Scrutinise ZMC Bill, legislators urged



LEGISLATORS have been urged to diligently scrutinise the Zimbabwe Media Commission Bill to ensure it offers clarity on regulation of the media and de-criminalising the journalism profession.

Media law expert Chris Mhike made the call yesterday while addressing members of the Prince Sibanda-led Parliamentary Portfolio Committee on Information on the Zimbabwe Media
Commission Bill, soon to be tabled in Parliament for crafting.

“The ZMC Bill is proposing a self-regulatory body to close the gap in State regulation, which is regulation by statutory regulations. But there is a difference between statutory
regulation and State regulation in that State regulation is whereby government itself has a role in dictating what is in the media,” Mhike said.

“In other countries, co-regulation is provided for and self-regulatory bodies are allowed their independence, and editorial independence is also guaranteed,” he said.

Mhike said while countries like Australia and Denmark have stuck to government regulation, their models are regarded as prohibitive in terms of co-regulation.
He said it would also be important for the ZMC Bill to be clear on the role of media houses with regards to self-regulation via their editorial boards, the ombudsmen or a code of

Zimbabwe Union of Journalists secretary-general Foster Dongozi said MPs should be wary of the language used, including that the ZMC would be given the powers to “take action” against
unethical journalists.

“Wording such as ‘taking action against journalists’ is like Sharia law and must be removed from the Bill,” Dongozi said.
Mhike said there was no need for the ZMC Bill to include provisions of actions against unethical practice in journalism because these were already catered for in the Criminal
Codification and Reform Act.

Bulilima West MP Dingumuzi Phuti (Zanu PF) said while the Bill should not criminalise the journalism profession, there was also a need to curb irresponsible and unethical journalism,
where scribes write outright lies.

“The media is a very important institution as it is classified as the Fourth Estate and, therefore, we must understand that there are various individuals that also want to project the
direction of the media. If the media is allowed freeplay because all crimes are catered for in the criminal code, then there will be abuse,” Phuti said.
Voluntary Media Council of Zimbabwe executive director Loughty Dube said the ZMC Bill was pivotal in that it would set the foundation for other media Bills as its intention was to
regulate the media industry, but without criminalising journalism.
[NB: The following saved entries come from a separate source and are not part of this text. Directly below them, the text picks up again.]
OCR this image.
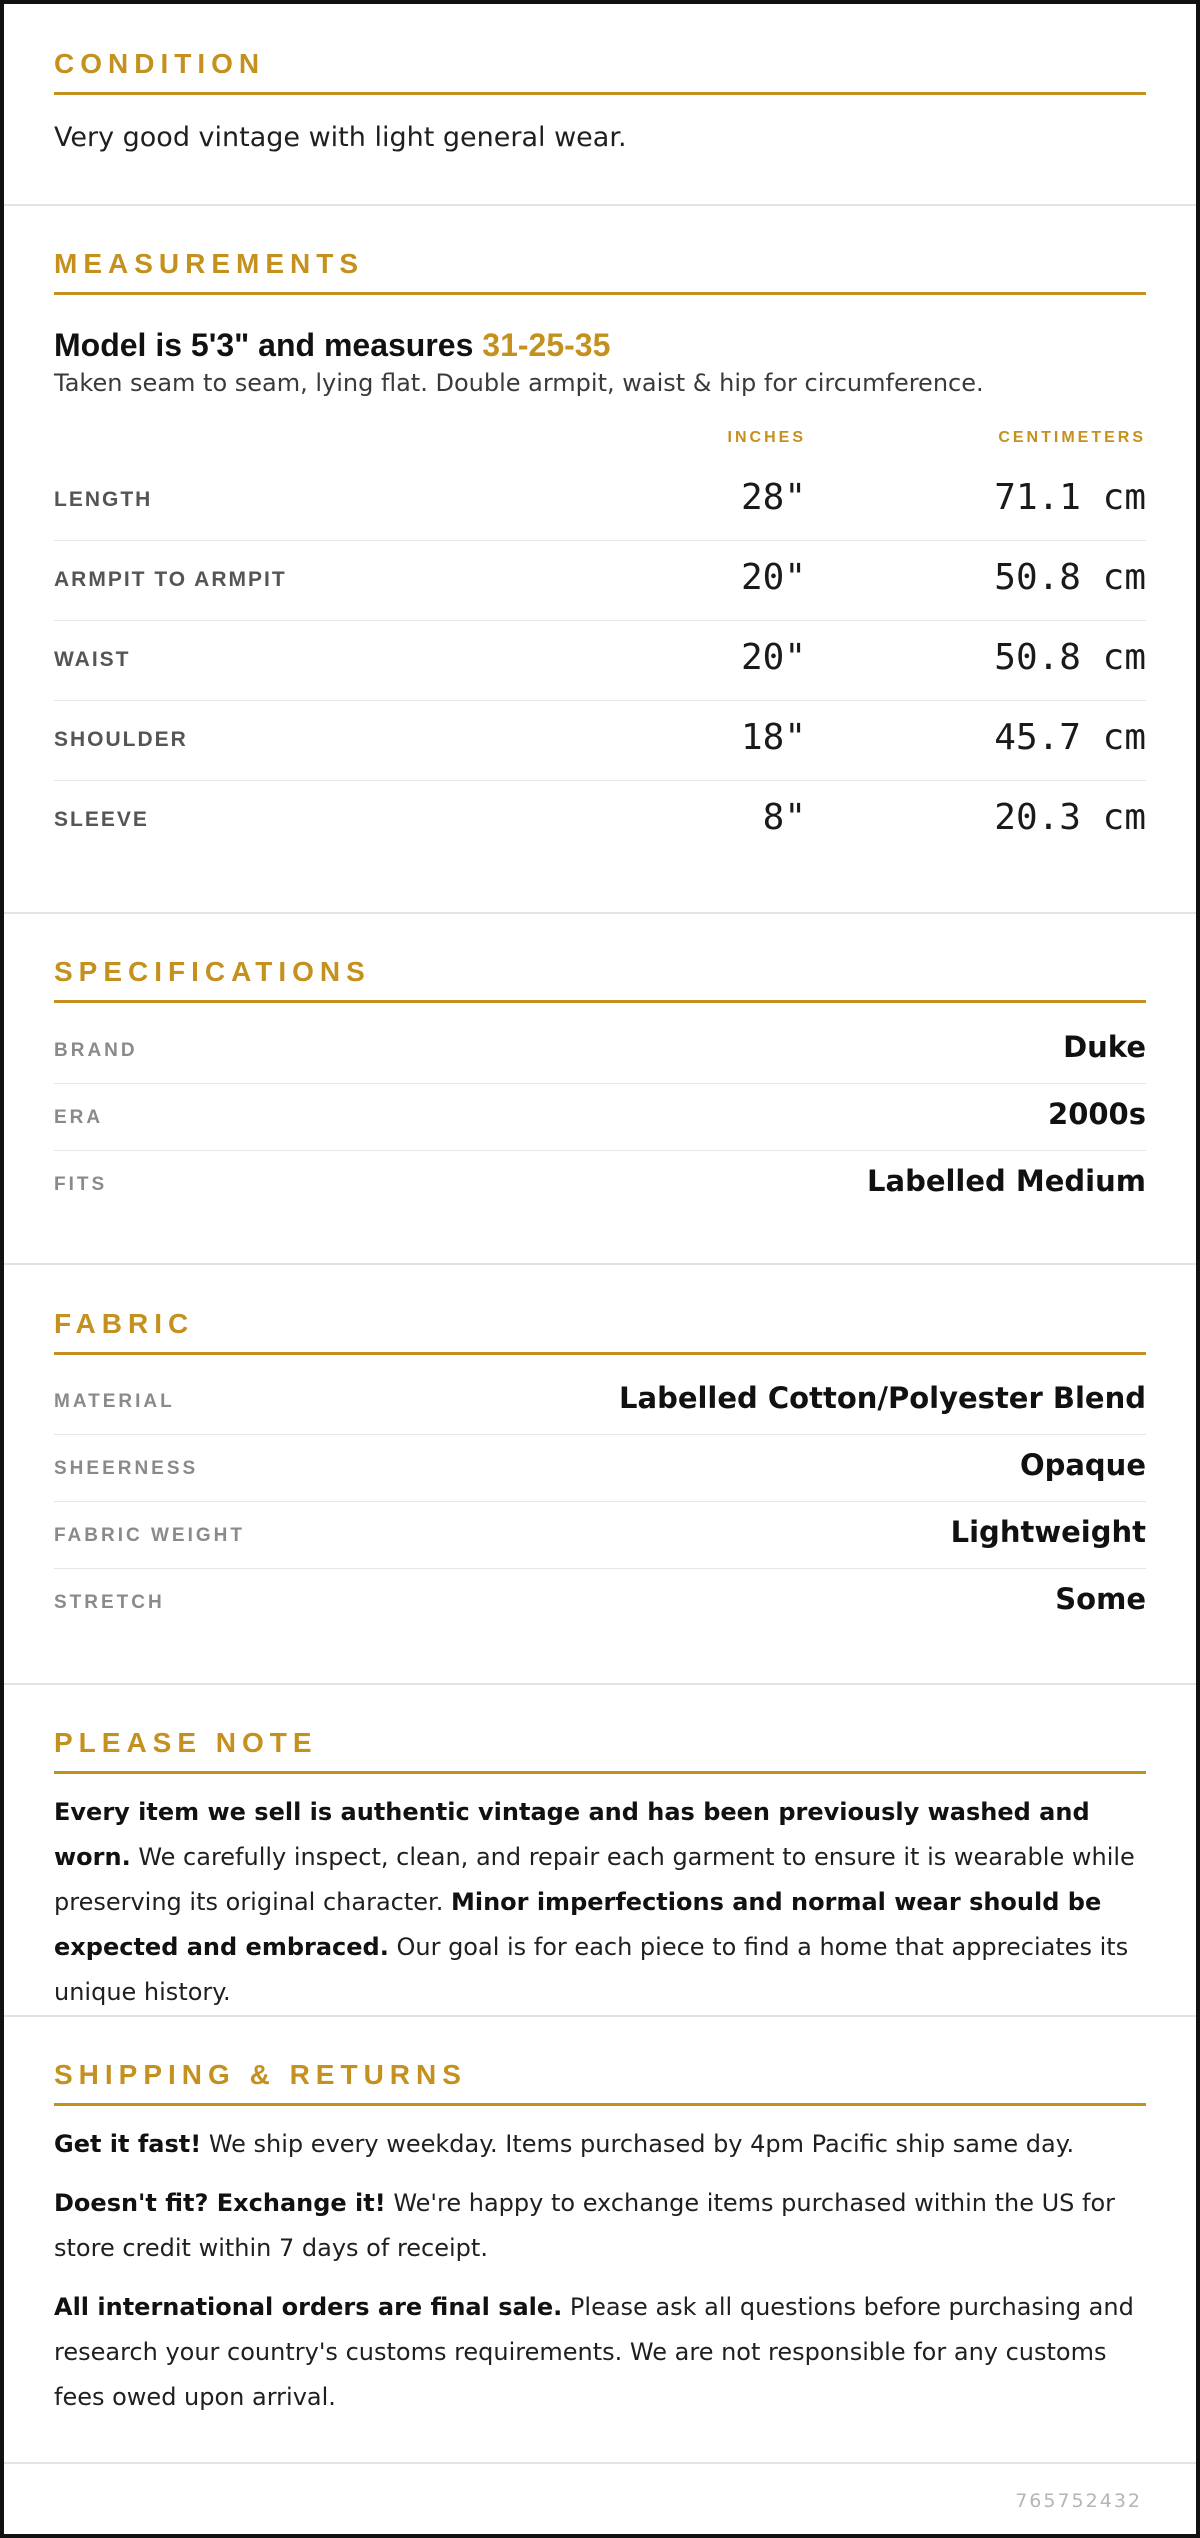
CONDITION
Very good vintage with light general wear.
MEASUREMENTS
Model is 5'3" and measures 31-25-35
Taken seam to seam, lying flat. Double armpit, waist & hip for circumference.
INCHES	CENTIMETERS
LENGTH	28"	71.1 cm
ARMPIT TO ARMPIT	20"	50.8 cm
WAIST	20"	50.8 cm
SHOULDER	18"	45.7 cm
SLEEVE	8"	20.3 cm
SPECIFICATIONS
BRAND	Duke
ERA	2000s
FITS	Labelled Medium
FABRIC
MATERIAL	Labelled Cotton/Polyester Blend
SHEERNESS	Opaque
FABRIC WEIGHT	Lightweight
STRETCH	Some
PLEASE NOTE

Every item we sell is authentic vintage and has been previously washed and worn. We carefully inspect, clean, and repair each garment to ensure it is wearable while preserving its original character. Minor imperfections and normal wear should be expected and embraced. Our goal is for each piece to find a home that appreciates its unique history.

SHIPPING & RETURNS

Get it fast! We ship every weekday. Items purchased by 4pm Pacific ship same day.

Doesn't fit? Exchange it! We're happy to exchange items purchased within the US for store credit within 7 days of receipt.

All international orders are final sale. Please ask all questions before purchasing and research your country's customs requirements. We are not responsible for any customs fees owed upon arrival.

765752432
“It is strange that the only profession that has a criminal clause put in it is journalism. In the past, however, one finds that there were 132 arrests of journalists, yet not even
one of them was convicted for a criminal offence,” Dube said.

Misa-Zimbabwe programmes manager Nyasha Nyakunu said the Bill must be specific to ensure action taken against unethical journalists is in line with their code of conduct.

Mhike said MPs also need to interrogate issues of licencing of journalists and media houses as well as the definition of who a media practitioner is because currently, people who work
as drivers, receptionists and accountants at media houses are also classified as media practitioners.